LUNA 3 was a randomized, double-blind study conducted across 155 sites worldwide. Patients were eligible for enrollment if they had primary ITP with a duration of >6 months in patients aged 12 to <18 years and a duration of >3 months in patients aged ≥18 years. Additionally, patients were required to have an average of 2 platelet counts ≥5 days apart of <30,000/µL during the screening period and no single count >35,000/µL within 14 days prior to the first dose, as well as hemoglobin >9 g/dL within 1 week prior to study day 1.2
Patients would be randomly assigned to receive either rilzabrutinib 400 mg or a matching placebo dose twice daily for 24 weeks. The primary outcome was durable platelet response during the last 6 weeks of the 24-week blinded treatment period. Secondary outcomes included the number of weeks with platelet count ≥50,000/µL or between ≥30,000/µL and <50,000/µL, the proportion of patients requiring rescue therapy, and the proportion of patients who achieved stable platelet response within a period of 24 weeks following initial achievement, among other endpoints.2
After completing LUNA3, patients who had response (defined as platelet count ≥50x10^9/L or ≥30x10^9/L and at least doubled from baseline at ≥50% of visits without rescue therapy) during the last 8 weeks of the base trial. During the extension, patients would be given oral rilzabrutinib 400mg until loss of response on 2 consecutive visits or for safety reasons.1
By April 1, 2025, a total of 169 patients had enrolled in the extension. Median age was 52 years (range, 18-80), and 72% were female. The median duration of ITP was 9.6 years (range, 0.3-42.7), and the median number of unique prior therapies was 4 (range, 1-9; 26% splenectomized). Additionally, 97% of patients had received corticosteroids. Median baseline platelet count was 18x10^9/L (range, 2-54x10^9/L).1
At follow-up visits, median platelet counts ranged from 83-168x10^9/L through 33 months of the extension. During the first 12 months, patients had platelet counts ≥50x10^9/L or between 30-50x10^9/L, and at least doubled from baseline for an average of 88% visits (standard deviation [SD], 24%). Of patients who had received rilzabrutinib monotherapy (n = 22) or rilzabrutinib and concomitant corticosteroids (n = 47), median platelet counts at entry were 78x10^9/L (range, 20-371x10^9/L) and 115x10^9/L (range, 28-877x10^9/L), respectively, and ranged from 78-270x10^9/L and 90-160x10^9/L, respectively, through month 33.1
Among the 34 patients in the extension who entered on concomitant corticosteroids, 10 discontinued, 2 reduced their dose ≥50% from the base study’s baseline, and 6 reduced their dose to <5 mg. Median platelet counts before and after corticosteroid discontinuation at last available visit were 148x10^9/L (range, 19-722x10^9/L) and 178x10^9/L (range, 3-405x10^9/L), respectively.1
In addition to these results, Sanofi has also published data from the LUMINA series of trials investigating rilzabrutinib in warm autoimmune hemolytic anemia. The company plans to investigate this medication across a broader series of autoimmune conditions in the future.

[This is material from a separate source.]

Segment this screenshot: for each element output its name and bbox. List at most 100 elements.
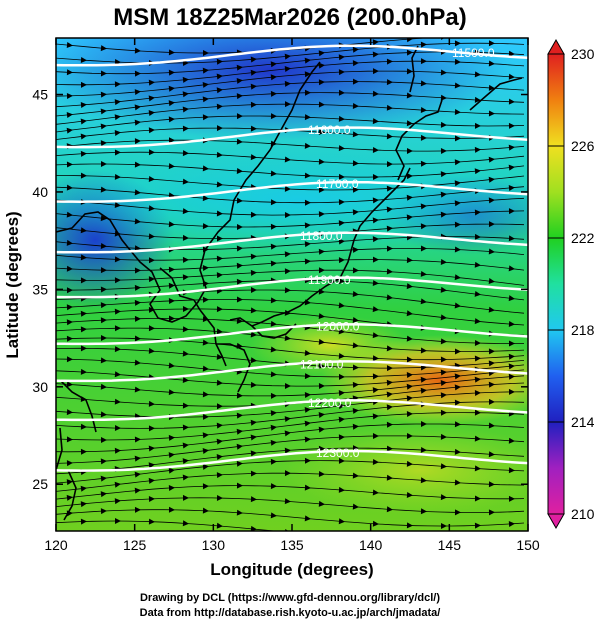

“There are other autoimmune diseases for which ITP is a paradigm for therapy,” Kuter said. “I think that studying rilzabrutinib across the border in many autoimmune diseases is going to be a very important target as we move forward.”
Editors’ Note: David Kuter, MD, MSc, reports disclosures with Amgen, Bristol Myers Squibb, Daiichi Sankyo, Merck Sharp & Dohme, Medscape, Novartis, Pfizer, Principia, Regeneron, Sanofi, and others.